Large Language Models (LLMs) are increasingly used in exam- and certification-style question answering tasks, where their ability to retrieve, interpret, and apply domain-specific knowledge can be systematically assessed. In Software Engineering, such settings are particularly relevant when questions depend on strict adherence to normative definitions, roles, artifacts, and rules. This paper evaluates the performance of three contemporary LLMs, GPT-5 mini, Gemini 3 Flash, and DeepSeek Chat 3.2, in answering 993 Scrum certification-style questions aligned with the Professional Scrum Master I (PSM I) assessment format. We evaluated the models under three prompting strategies (zero-shot, chain-of-thought, and source-grounded), with repeated executions to assess intra-model stability. We also analyzed performance across Scrum topics and question formats, complemented by a qualitative analysis of recurring error patterns in incorrect answers. Results revealed clear differences among models, with Gemini 3 Flash achieving the highest accuracy, followed by GPT-5 mini and DeepSeek Chat 3.2, while intra-model variability remained low across all conditions.
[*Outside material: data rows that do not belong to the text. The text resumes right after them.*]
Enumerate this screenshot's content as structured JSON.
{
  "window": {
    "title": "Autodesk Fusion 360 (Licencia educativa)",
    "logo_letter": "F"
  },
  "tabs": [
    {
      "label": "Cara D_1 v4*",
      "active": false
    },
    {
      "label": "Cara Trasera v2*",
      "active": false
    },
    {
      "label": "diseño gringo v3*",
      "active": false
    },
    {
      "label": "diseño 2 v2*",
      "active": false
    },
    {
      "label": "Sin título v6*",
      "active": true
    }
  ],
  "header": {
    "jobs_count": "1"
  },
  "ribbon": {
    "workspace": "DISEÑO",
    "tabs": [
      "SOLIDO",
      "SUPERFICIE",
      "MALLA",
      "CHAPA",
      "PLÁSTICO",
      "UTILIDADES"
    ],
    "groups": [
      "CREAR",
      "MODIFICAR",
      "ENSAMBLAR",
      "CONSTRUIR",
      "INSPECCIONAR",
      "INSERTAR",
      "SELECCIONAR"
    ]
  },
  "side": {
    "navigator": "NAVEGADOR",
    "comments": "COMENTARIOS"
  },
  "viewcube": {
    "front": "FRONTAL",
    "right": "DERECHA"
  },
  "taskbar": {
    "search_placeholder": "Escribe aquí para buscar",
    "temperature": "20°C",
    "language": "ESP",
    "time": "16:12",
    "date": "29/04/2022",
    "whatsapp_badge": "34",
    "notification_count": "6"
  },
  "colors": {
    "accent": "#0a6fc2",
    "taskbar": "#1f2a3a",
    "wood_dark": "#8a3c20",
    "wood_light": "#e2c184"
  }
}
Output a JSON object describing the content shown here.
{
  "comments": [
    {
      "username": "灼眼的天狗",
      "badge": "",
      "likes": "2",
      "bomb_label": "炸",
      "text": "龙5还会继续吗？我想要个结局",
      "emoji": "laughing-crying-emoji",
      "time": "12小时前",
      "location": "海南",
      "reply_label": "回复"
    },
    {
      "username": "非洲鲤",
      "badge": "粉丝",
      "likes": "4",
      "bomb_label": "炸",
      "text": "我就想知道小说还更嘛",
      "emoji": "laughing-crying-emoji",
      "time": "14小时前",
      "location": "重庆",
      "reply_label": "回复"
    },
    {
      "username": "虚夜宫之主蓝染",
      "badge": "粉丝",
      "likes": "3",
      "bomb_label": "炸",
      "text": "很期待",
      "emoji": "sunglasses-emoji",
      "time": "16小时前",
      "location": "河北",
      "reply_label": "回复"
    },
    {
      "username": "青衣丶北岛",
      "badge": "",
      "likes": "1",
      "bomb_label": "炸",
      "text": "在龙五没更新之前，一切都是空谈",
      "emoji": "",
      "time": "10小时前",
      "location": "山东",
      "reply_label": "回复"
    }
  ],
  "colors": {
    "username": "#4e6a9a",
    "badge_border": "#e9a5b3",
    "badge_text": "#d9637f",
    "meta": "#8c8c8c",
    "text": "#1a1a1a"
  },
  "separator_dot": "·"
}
By question format, the models achieved the highest accuracy on single-answer multiple-choice items, whereas multi-select and True/False questions were more error-prone. By topic, performance was more consistent in normatively explicit areas such as Artifacts, Empiricism, and Product Value, but more fragile in Scrum Values, Self-Managing Teams, and Stakeholders & Customers. The qualitative analysis showed that errors were systematic rather than random, involving overgeneralization, restrictive wording, compound distractors, and conflicts between common market interpretations and strict Scrum definitions.